Writing Tip Wednesday: 1st Drafts, or the Who and the What #amwriting #amdrafting
There is so much excellent advice about the drafting process in the world, and I won't pretend to have read all the books and essays that cover the topic, but my favorite of those I have read is Anne Lamott's Bird by Bird. If you've studied the craft of writing for five minutes and haven't heard of this book, it's possible that you are dead and have been for some time. It's wonderful. Arguably the most important chapter is the first, titled "Shitty First Drafts" (but read the rest of it, too). This is a much loved, very popular chapter, and for good reason. Did I mention that it's wonderful? It's wonderful.
I won't bore you by reiterating everything Lamott says in the chapter, but I want to build on her main point in order to share a piece of my own advice.
Lamott's purpose in talking about "shitty first drafts" is not to encourage bad writing. It's to discourage premature editing. AKA: revising before you should.
Let's say you spend two hours writing the first draft of your first chapter for a brand new project. You read it back, and you start to think the writing isn't very good. So, you spend another two hours, maybe three, revising the chapter so that it's like Goldilocks' third choice: juuuust right.
You should feel accomplished and proud, right? Not so fast.
Let me explain what happens to people who apply this approach to a novel-length project.
You're writing along, revising as you go, making good progress, but suddenly come to a point where something big changes, affecting the whole project. The character you thought was a lawyer is actually a high school dropout living in her parents' basement. Oops. Being a perfectionist, you can't just leave the first draft with such a glaring inconsistency, right? What about all those early chapters where you wrote about the character's lofty Manhattan apartment? What about the trouble she was having with her latest client? Guess you need to go back and change those chapters, eh? So you follow the pattern you've set for yourself. You start to revise. You revise and revise, editing as you go, and you reach the point where you got stuck, and you progress past it and feel pretty good, but then, suddenly, something else changes. The main character isn't the woman living in the basement.

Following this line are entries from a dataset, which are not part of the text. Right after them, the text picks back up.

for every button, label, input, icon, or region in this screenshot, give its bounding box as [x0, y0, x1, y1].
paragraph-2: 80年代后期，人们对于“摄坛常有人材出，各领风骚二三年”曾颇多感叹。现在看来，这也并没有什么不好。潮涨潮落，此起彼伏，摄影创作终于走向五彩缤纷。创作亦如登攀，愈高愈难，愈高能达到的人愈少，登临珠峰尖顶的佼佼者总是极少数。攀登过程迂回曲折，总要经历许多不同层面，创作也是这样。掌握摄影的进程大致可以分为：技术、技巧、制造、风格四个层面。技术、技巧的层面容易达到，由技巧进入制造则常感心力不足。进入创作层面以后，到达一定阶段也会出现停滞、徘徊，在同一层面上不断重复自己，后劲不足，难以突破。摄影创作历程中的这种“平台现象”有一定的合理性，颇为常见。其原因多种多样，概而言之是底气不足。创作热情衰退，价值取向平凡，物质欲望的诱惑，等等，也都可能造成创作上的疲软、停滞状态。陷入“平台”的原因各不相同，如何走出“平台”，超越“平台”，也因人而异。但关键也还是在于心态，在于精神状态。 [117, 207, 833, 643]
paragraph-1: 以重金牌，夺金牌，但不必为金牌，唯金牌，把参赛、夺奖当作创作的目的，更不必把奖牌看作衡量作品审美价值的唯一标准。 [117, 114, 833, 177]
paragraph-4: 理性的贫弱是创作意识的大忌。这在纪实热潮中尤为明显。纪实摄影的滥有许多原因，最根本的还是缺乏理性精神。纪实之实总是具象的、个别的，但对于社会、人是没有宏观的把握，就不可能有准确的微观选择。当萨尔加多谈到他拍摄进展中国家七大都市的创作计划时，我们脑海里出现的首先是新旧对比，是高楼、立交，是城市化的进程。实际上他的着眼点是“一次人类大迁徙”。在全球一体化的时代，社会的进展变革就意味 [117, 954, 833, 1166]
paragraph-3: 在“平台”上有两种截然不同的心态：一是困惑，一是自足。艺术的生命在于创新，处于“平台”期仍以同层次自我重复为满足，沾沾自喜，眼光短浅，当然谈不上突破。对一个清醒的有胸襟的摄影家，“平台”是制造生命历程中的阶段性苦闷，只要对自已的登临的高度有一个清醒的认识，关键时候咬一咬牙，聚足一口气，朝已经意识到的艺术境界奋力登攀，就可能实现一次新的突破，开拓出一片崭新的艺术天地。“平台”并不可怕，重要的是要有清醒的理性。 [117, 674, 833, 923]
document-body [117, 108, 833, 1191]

It's the woman's mother. Well. What about all those chapters written from the daughter's perspective? Guess you need to go back and...

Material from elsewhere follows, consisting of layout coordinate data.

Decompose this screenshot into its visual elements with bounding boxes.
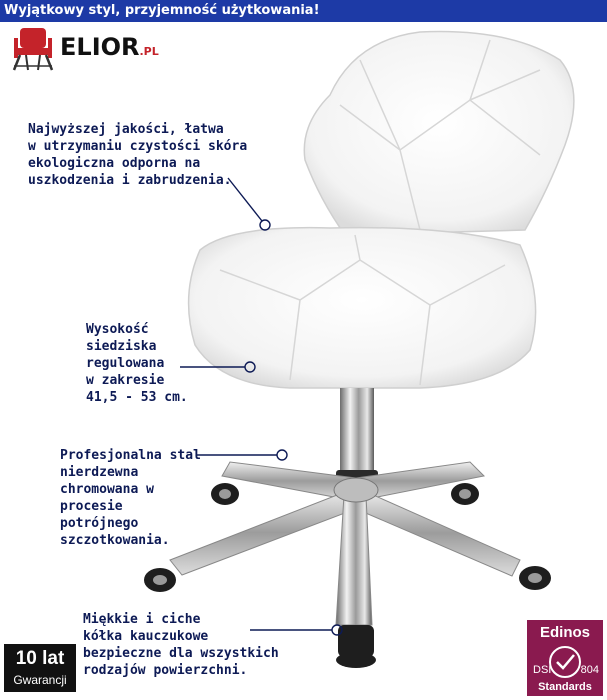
callout-line: bezpieczne dla wszystkich xyxy=(83,646,279,661)
callout-line: siedziska xyxy=(86,339,157,354)
chair-seat xyxy=(189,228,536,388)
certificate-dsi: DSI xyxy=(533,664,552,676)
warranty-years: 10 lat xyxy=(15,648,65,669)
warranty-badge xyxy=(4,644,76,692)
callout-line: 41,5 - 53 cm. xyxy=(86,390,188,405)
callout-line: ekologiczna odporna na xyxy=(28,156,201,171)
certificate-standards: Standards xyxy=(538,681,592,693)
certificate-number: 804 xyxy=(580,664,599,676)
callout-line: potrójnego xyxy=(60,516,139,531)
callout-seat-height xyxy=(86,321,188,406)
callout-line: w zakresie xyxy=(86,373,165,388)
brand-suffix: .PL xyxy=(139,45,159,58)
callout-wheels xyxy=(83,611,279,679)
certificate-title: Edinos xyxy=(539,624,590,641)
callout-line: procesie xyxy=(60,499,123,514)
chair-gas-lift xyxy=(340,388,374,478)
callout-line: Miękkie i ciche xyxy=(83,612,201,627)
banner-text: Wyjątkowy styl, przyjemność użytkowania! xyxy=(4,3,320,18)
callout-upholstery xyxy=(28,121,247,189)
callout-line: kółka kauczukowe xyxy=(83,629,209,644)
callout-line: Najwyższej jakości, łatwa xyxy=(28,122,224,137)
warranty-label: Gwarancji xyxy=(13,673,67,687)
callout-line: rodzajów powierzchni. xyxy=(83,663,248,678)
callout-line: szczotkowania. xyxy=(60,533,170,548)
callout-line: Profesjonalna stal xyxy=(60,448,201,463)
callout-line: Wysokość xyxy=(86,322,149,337)
callout-line: chromowana w xyxy=(60,482,154,497)
brand-name: ELIOR xyxy=(60,33,140,61)
callout-steel xyxy=(60,447,201,549)
callout-line: w utrzymaniu czystości skóra xyxy=(28,139,248,154)
certificate-badge xyxy=(527,620,603,696)
callout-line: nierdzewna xyxy=(60,465,139,480)
chair-backrest xyxy=(304,32,574,235)
callout-line: uszkodzenia i zabrudzenia. xyxy=(28,173,232,188)
callout-line: regulowana xyxy=(86,356,165,371)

Okay, you get it. The point is, you get stuck in a loop if you take this approach. Eventually, you'll get so frustrated thinking that your project "isn't working" that you throw in the towel. But the project isn't the problem. Your process is.

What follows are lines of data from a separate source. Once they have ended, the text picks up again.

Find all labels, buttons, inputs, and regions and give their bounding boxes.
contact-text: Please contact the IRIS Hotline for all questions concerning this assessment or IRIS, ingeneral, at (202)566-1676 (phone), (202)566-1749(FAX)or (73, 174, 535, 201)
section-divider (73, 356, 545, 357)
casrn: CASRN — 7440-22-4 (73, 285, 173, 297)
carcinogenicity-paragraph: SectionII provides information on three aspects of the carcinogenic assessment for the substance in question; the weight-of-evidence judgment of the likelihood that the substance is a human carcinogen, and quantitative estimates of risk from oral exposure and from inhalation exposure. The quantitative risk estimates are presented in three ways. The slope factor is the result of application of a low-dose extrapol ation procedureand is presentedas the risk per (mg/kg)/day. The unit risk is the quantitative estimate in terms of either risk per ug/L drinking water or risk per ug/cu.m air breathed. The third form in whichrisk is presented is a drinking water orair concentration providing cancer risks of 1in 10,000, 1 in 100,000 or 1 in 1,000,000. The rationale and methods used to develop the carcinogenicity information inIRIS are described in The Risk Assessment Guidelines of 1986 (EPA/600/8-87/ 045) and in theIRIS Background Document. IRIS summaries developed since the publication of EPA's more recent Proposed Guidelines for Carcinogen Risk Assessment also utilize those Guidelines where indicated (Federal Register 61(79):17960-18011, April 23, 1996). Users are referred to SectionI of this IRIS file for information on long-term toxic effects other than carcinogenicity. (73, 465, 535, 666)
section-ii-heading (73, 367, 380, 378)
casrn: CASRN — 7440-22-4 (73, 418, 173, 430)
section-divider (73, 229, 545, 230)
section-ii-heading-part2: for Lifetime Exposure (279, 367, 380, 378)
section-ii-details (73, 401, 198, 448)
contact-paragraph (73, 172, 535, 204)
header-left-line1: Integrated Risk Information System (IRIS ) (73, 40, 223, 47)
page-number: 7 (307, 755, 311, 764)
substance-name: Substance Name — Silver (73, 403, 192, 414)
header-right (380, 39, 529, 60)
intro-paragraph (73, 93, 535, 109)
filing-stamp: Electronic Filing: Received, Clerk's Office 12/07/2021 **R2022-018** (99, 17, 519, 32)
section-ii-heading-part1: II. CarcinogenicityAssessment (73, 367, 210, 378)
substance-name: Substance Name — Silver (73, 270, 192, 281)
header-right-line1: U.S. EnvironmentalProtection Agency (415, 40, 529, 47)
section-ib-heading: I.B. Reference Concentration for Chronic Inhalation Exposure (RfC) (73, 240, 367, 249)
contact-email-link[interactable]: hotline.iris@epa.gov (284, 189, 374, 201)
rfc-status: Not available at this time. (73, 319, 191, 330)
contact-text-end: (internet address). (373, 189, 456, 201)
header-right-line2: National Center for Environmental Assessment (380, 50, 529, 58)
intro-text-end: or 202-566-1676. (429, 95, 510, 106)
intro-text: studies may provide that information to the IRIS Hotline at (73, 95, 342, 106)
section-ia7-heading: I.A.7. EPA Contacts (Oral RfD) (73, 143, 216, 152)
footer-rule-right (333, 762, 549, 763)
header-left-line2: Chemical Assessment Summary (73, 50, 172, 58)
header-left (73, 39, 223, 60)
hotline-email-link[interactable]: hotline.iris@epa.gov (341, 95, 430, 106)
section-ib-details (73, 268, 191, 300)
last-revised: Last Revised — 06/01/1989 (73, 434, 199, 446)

Here's the thing. Stories change as we write them. That's true for all writers who aren't robots. You cannot get hung up on making the first draft perfect. What you must do is understand the purpose of the draft.
Let's go back to our scenario. The bad news here is that the time you spent editing was a total waste. Throw it right out the window. You might as well have been sleeping. Now you're depressed and questioning your very existence. But hang on. There's good news. All that time you spent writing the chapter? That time was not wasted. See, the writing is what led you to the character and the story as they were meant to be. Through the writing, you discovered the Who and the What: who is this character, and what happens in this story. That's what the first draft is about. It's not about perfect continuity. It's not about pacing. And it's certainly not about writing beautiful sentences. All that comes later.
If you keep this in mind as you attack the first draft, you'll be more comfortable playing it loose, which just might keep you sane, at least for a little while longer.
One last note. Don't make the mistake of treating the first draft like an outline. Outline, plan, pre-write, and outline again, then tackle the first draft. You will still discover things that your outline couldn't predict.